VanEck MSCI International Quality ETF (ASX: QUAL)
This exchange-traded fund (ETF) invests in a diversified portfolio of 300 of the highest-quality international companies listed in developed markets around the world.
These companies come from a variety of countries including the US, Switzerland, the UK, Japan, the Netherlands, Denmark and France, so there is significant geographic diversification with the portfolio.
Some of the businesses that are in the portfolio include Nvidia, Meta Platforms, Microsoft, Apple, Visa, Alphabet, Eli Lilly, Netflix, Alphabet and Costco.
All of the holdings in the portfolio have a high return on equity (ROE), earnings stability and low financial leverage, which is what they’re ranked on. The best are the ones that enter the portfolio.
With those financial characteristics put together, they’re great businesses. I’m not surprised the QUAL ETF has returned an average of 14.7% per year in the past decade. Time will tell what the next decade is like.
Betashares Global Quality Leaders ETF (ASX: QLTY)

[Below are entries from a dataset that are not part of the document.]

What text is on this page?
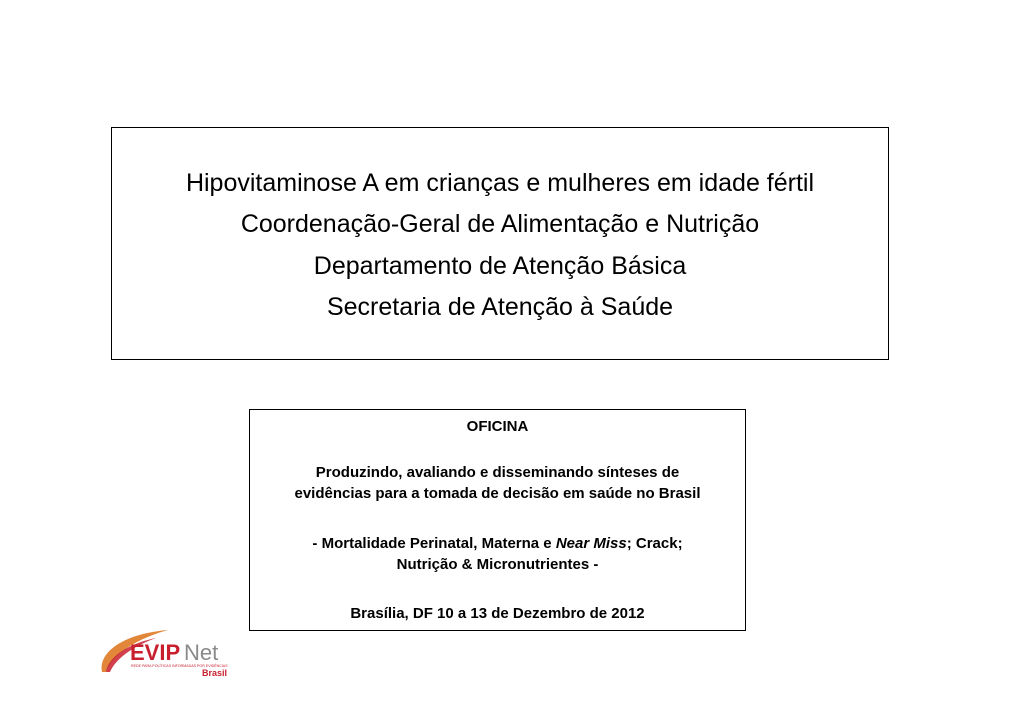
Hipovitaminose A em crianças e mulheres em idade fértil
Coordenação-Geral de Alimentação e Nutrição
Departamento de Atenção Básica
Secretaria de Atenção à Saúde
OFICINA
Produzindo, avaliando e disseminando sínteses de
evidências para a tomada de decisão em saúde no Brasil
- Mortalidade Perinatal, Materna e Near Miss; Crack;
Nutrição & Micronutrientes -
Brasília, DF 10 a 13 de Dezembro de 2012
EVIP Net
REDE PARA POLÍTICAS INFORMADAS POR EVIDÊNCIAS
Brasil
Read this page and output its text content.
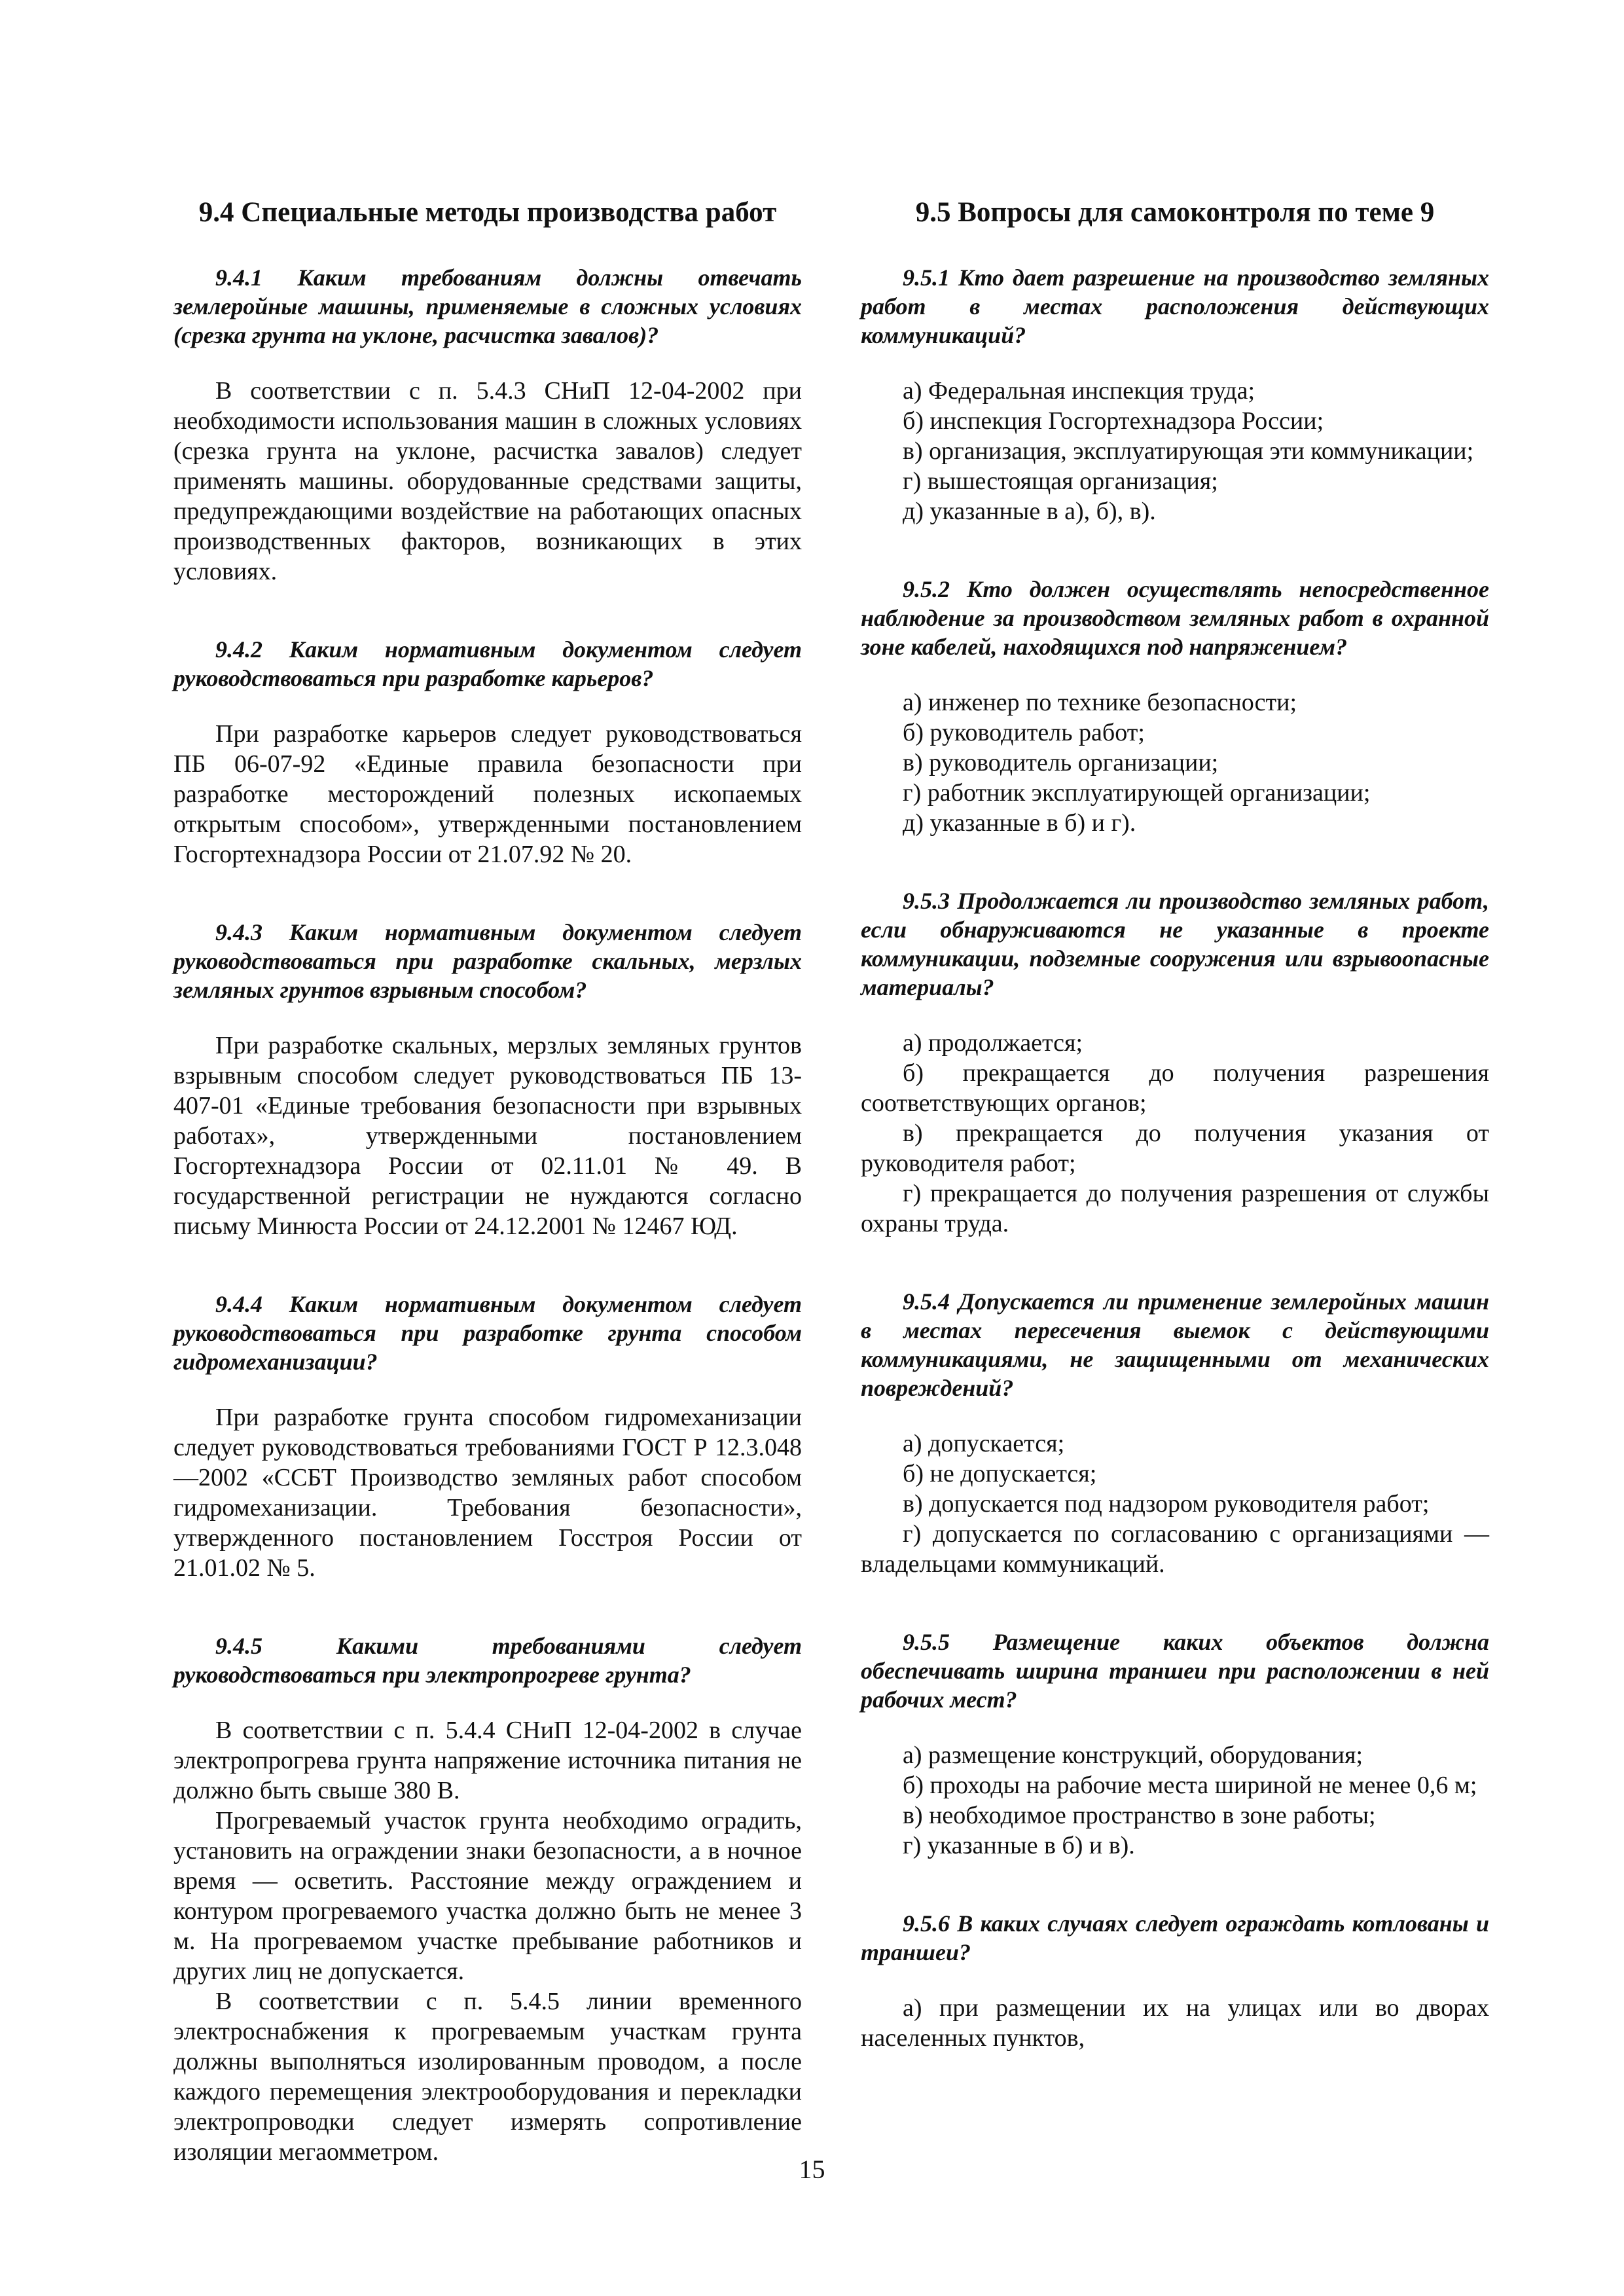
9.4 Специальные методы производства работ

9.4.1 Каким требованиям должны отвечать землеройные машины, применяемые в сложных условиях (срезка грунта на уклоне, расчистка завалов)?

В соответствии с п. 5.4.3 СНиП 12-04-2002 при необходимости использования машин в сложных условиях (срезка грунта на уклоне, расчистка завалов) следует применять машины. оборудованные средствами защиты, предупреждающими воздействие на работающих опасных производственных факторов, возникающих в этих условиях.

9.4.2 Каким нормативным документом следует руководствоваться при разработке карьеров?

При разработке карьеров следует руководствоваться ПБ 06-07-92 «Единые правила безопасности при разработке месторождений полезных ископаемых открытым способом», утвержденными постановлением Госгортехнадзора России от 21.07.92 № 20.

9.4.3 Каким нормативным документом следует руководствоваться при разработке скальных, мерзлых земляных грунтов взрывным способом?

При разработке скальных, мерзлых земляных грунтов взрывным способом следует руководствоваться ПБ 13-407-01 «Единые требования безопасности при взрывных работах», утвержденными постановлением Госгортехнадзора России от 02.11.01 № 49. В государственной регистрации не нуждаются согласно письму Минюста России от 24.12.2001 № 12467 ЮД.

9.4.4 Каким нормативным документом следует руководствоваться при разработке грунта способом гидромеханизации?

При разработке грунта способом гидромеханизации следует руководствоваться требованиями ГОСТ Р 12.3.048—2002 «ССБТ Производство земляных работ способом гидромеханизации. Требования безопасности», утвержденного постановлением Госстроя России от 21.01.02 № 5.

9.4.5 Какими требованиями следует руководствоваться при электропрогреве грунта?

В соответствии с п. 5.4.4 СНиП 12-04-2002 в случае электропрогрева грунта напряжение источника питания не должно быть свыше 380 В.

Прогреваемый участок грунта необходимо оградить, установить на ограждении знаки безопасности, а в ночное время — осветить. Расстояние между ограждением и контуром прогреваемого участка должно быть не менее 3 м. На прогреваемом участке пребывание работников и других лиц не допускается.

В соответствии с п. 5.4.5 линии временного электроснабжения к прогреваемым участкам грунта должны выполняться изолированным проводом, а после каждого перемещения электрооборудования и перекладки электропроводки следует измерять сопротивление изоляции мегаомметром.

9.5 Вопросы для самоконтроля по теме 9

9.5.1 Кто дает разрешение на производство земляных работ в местах расположения действующих коммуникаций?

а) Федеральная инспекция труда;

б) инспекция Госгортехнадзора России;

в) организация, эксплуатирующая эти коммуникации;

г) вышестоящая организация;

д) указанные в а), б), в).

9.5.2 Кто должен осуществлять непосредственное наблюдение за производством земляных работ в охранной зоне кабелей, находящихся под напряжением?

а) инженер по технике безопасности;

б) руководитель работ;

в) руководитель организации;

г) работник эксплуатирующей организации;

д) указанные в б) и г).

9.5.3 Продолжается ли производство земляных работ, если обнаруживаются не указанные в проекте коммуникации, подземные сооружения или взрывоопасные материалы?

а) продолжается;

б) прекращается до получения разрешения соответствующих органов;

в) прекращается до получения указания от руководителя работ;

г) прекращается до получения разрешения от службы охраны труда.

9.5.4 Допускается ли применение землеройных машин в местах пересечения выемок с действующими коммуникациями, не защищенными от механических повреждений?

а) допускается;

б) не допускается;

в) допускается под надзором руководителя работ;

г) допускается по согласованию с организациями — владельцами коммуникаций.

9.5.5 Размещение каких объектов должна обеспечивать ширина траншеи при расположении в ней рабочих мест?

а) размещение конструкций, оборудования;

б) проходы на рабочие места шириной не менее 0,6 м;

в) необходимое пространство в зоне работы;

г) указанные в б) и в).

9.5.6 В каких случаях следует ограждать котлованы и траншеи?

а) при размещении их на улицах или во дворах населенных пунктов,

15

On paper, this ASX ETF may seem fairly similar to the QUAL ETF. But, it has a somewhat different portfolio.
The QLTY ETF is invested in 150 global companies, ranked by the highest-quality score. These businesses also come from a variety of countries, including the US, Japan, Switzerland, France, the Netherlands, Hong Kong and Spain.
For a business to be selected for the portfolio, they must score well on four key factors – return on equity, debt to capital, cashflow generation ability and earnings stability.
This has led to the ASX ETF being invested in businesses like Applied Materials, Lam Research, Netflix, Cisco Systems, Honeywell and Intuitve Surgical.
For me, it’s not a surprise the QLTY ETF has returned an average of 13.5% per year over the last five years. Again, we’ll have to see how it performs in the coming years, but I think it has the potential to do very well.